Performance and economic assessment of a wing-integrated hybrid laminar flow control system

Abstract

The energy efficiency of emerging aircraft designs plays a key role, not only in reducing environmental impact, but also in reducing operating costs in the anticipated rise in fuel prices. The European Clean Sky 2 project HLFC-Win is investigating the feasibility of hybrid laminar flow control (HLFC) technology integrated into the outer wing leading edge for a long-haul aircraft. HLFC technology reduces aerodynamic friction drag by means of suction of the boundary layer through a micro-perforated skin to achieve laminarity and thereby improving aircraft performance. However, integrating such a system is not without its drawbacks, as the integration has an impact on the geometry, mass, aerodynamics and engine offtakes that need to be considered.

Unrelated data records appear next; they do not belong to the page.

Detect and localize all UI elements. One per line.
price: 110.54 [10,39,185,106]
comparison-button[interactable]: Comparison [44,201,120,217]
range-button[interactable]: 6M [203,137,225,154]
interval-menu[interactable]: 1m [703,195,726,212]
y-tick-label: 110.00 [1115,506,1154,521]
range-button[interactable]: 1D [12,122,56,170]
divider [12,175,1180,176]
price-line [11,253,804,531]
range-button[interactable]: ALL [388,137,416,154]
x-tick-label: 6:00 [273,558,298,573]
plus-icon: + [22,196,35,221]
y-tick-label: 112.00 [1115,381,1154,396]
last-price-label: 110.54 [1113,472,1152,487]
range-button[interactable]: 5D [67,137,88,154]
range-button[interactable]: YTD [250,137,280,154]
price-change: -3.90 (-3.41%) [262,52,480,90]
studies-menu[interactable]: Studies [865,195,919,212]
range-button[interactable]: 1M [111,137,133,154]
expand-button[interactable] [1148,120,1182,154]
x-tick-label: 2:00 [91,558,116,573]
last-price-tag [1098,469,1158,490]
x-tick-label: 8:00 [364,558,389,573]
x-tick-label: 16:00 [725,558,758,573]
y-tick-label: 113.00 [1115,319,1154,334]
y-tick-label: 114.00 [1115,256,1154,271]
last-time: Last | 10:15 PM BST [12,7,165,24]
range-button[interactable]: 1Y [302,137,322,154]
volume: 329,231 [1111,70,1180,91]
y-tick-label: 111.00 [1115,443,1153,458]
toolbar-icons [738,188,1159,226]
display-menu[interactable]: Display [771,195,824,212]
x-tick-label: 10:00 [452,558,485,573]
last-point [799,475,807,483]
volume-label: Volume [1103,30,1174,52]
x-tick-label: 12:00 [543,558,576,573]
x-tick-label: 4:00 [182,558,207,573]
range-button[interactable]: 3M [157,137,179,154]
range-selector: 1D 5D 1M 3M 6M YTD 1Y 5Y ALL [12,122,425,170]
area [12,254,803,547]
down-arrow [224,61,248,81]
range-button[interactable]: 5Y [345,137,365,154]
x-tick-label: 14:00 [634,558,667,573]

Therefore, the aim of this current work is to assess the HLFC system based on a fair, objective and transparent comparison between the HLFC aircraft and an aircraft of the same technology level without HLFC. The assessment of the HLFC system is twofold, firstly estimating the mission-based performance at the overall aircraft level and secondly performing a lifecycle simulation with three scenarios to determine realistic fuel and cost savings. The mission-based performance assessment indicates a block fuel reduction of over 3 % for the design mission which averages 1.6 to 2.5 % considering a realistic route scenario and expected degradation. The economic assessment suggests a dependency on the scenario chosen, ranging from a 0.7 % increase in total cost (in an unfavourable scenario) to almost a 1 % reduction in total cost (in a favourable scenario), equivalent to $15 million saved per HLFC aircraft over its lifetime. These results support the commercial viability of HLFC technology, which offers significant aerodynamic and fuel efficiency improvements and operating cost savings to the aviation industry. Importantly, no critical barriers were identified for the integration of HLFC technology, further underscoring its potential to improve aircraft performance.